From cosine theorem: △ABC, | AC | 2 = 4 2+6 2-2 * 4 * 6 * COSB.
△ In △ACD,| AC | 2 = 4 ^ 2+2 ^ 2-2 * 4 * 2 *( 180-b)。
Combining the above two formulas, we can get B = 60, so D = 120, | AC | = 2 √ 7.
△ ABC = | AB | *| BC | SINB/2 = (4 * 6 * SIN60)/2 = 6 √ 3 area.
Similarly, the area of delta △ACD =2√3.
Then the area of the quadrilateral ABCD =S△ABC+S△ACD=8√3.
2) In △ABC, the sine theorem is |AC|/sinB=2R, so the radius of the circumscribed circle of the quadrilateral is R=2√2 1/3.
3) Connect AC, the area of quadrilateral APCD =S△APC+S△ACD, and the area of △ACD is a fixed value of 2√3.

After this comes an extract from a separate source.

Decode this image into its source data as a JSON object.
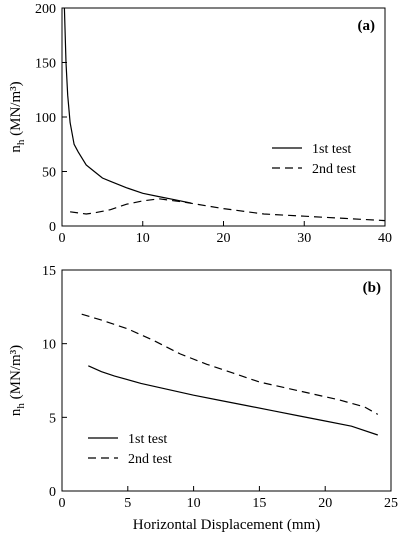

In order to maximize the area of △APC and AC to a constant value, it is necessary to maximize the height, that is, the distance from point P to AC is maximized.
At this time, point P is the midpoint of the arc ABC, and PA=PC. Since ∠ P = 60, δ△APC is positive δ.
The area is 7√3. At this time, the area of quadrangle APCD is the largest, which is 9√3.